Sabato 22 Aprile 2006 - Libertà
La presentazione - Tanti giovani per Figaro il factotum
L'opera verrà rappresentata lunedì in anteprima per le scuole
PIACENZA - Al Ridotto del Teatro Municipale si è tenuta la presentazione di Il Barbiere di Siviglia, melodramma buffo in due atti di Cesare Sterbini con musica di Gioacchino Rossini. Nell'occasione Giovanna Calciati, assessore al Teatro, ha ricordato l'impegno dell'amministrazione comunale per rendere accessibile ai giovani l'opera lirica, che si esprimerà lunedì 24 aprile (ore 15,30) con un'anteprima dell'opera riservata agli studenti, ma aperta anche agli anziani ospiti delle case di riposo.
A preparare i giovani spettatori all'opera ha provveduto il maestro Corrado Casati, direttore del Coro del Teatro Municipale, che si è impegnato in vari incontri nelle scuole.
Il presidente della Fondazione Toscanini Maurizio Roi ha ribadito l'impegno dell'istituzione non solo a conservare l'ingente patrimonio musicale, ma a promuoverne la conoscenza.
Il regista Paolo Panizza, già impegnato nella produzione di Nabucco in occasione del duecentenario del Teatro Municipale, ha confermato il suo intervento nella linea della tradizione, riservandosi di soprendere il pubblico con l'aiuto dello scenografo Carlo Centolavigna e del costumista Artemio Cabassi, che ha "spolverato" i costumi di tutti gli orpelli settecenteschi, valorizzando piuttosto il colore complessivo nelle varie scene. «I tempi di lavorazione - ha sottolineato il giovane regista - sono ridotti, per questo bisogna far ricorso alla professionalità di tutti, per garantire il successo del lavoro». Il maestro Claudio Scimone si è detto entusiasta dell'iniziativa di affidare a giovani interpreti questa messa in scena: «Per la prima volta ho l'onore di dirigere l'Orchestra della Fondazione Toscanini, con la quale si è stabilito subito un ottimo rapporto di collaborazione». Scimone ha poi raccontato la sua esperienza di musicista: «Per quanto si conosca Rossini non si può pensare di aver svelato tutto il suo genio musicale.
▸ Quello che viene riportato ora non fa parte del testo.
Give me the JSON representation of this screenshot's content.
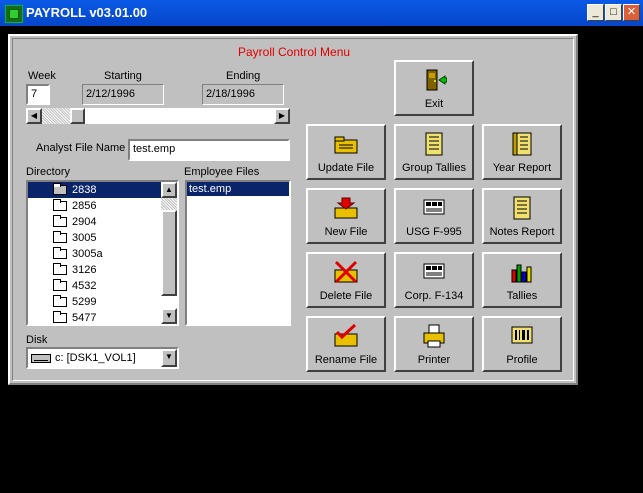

Il Barbiere è l'opera sicuramente più popolare, più rappresentata in assoluto. Ma quando finalmente - grazie al lavoro del maestro Alberto Zedda - si è andati a vedere cosa veramente aveva scritto Rossini, la versione autentica delle partiture, si è capito quanto dirompente e provocatoria e anticipatrice fosse la sua musica. Chi lo vuole "piccolo Mozart", chi lo confina nel repertorio buffo, ha di Rossini una conoscenza superficiale». Il maestro ha poi presentato gli interpreti Roberta Canzian (Rosina), Francesco Meli (Conte d'Almaviva), Elia Fabbian (Don Bartolo), Rafal Sivek (Don Basilio), Maria Cioppi (Berta), Giovanni Guagliardo (Fiorello). Leo Nucci, più volte diretto dal maestro Scimone a Caracalla e all'Arena di Verona nel ruolo di Figaro, raggiungerà la compagnia nei prossimi giorni.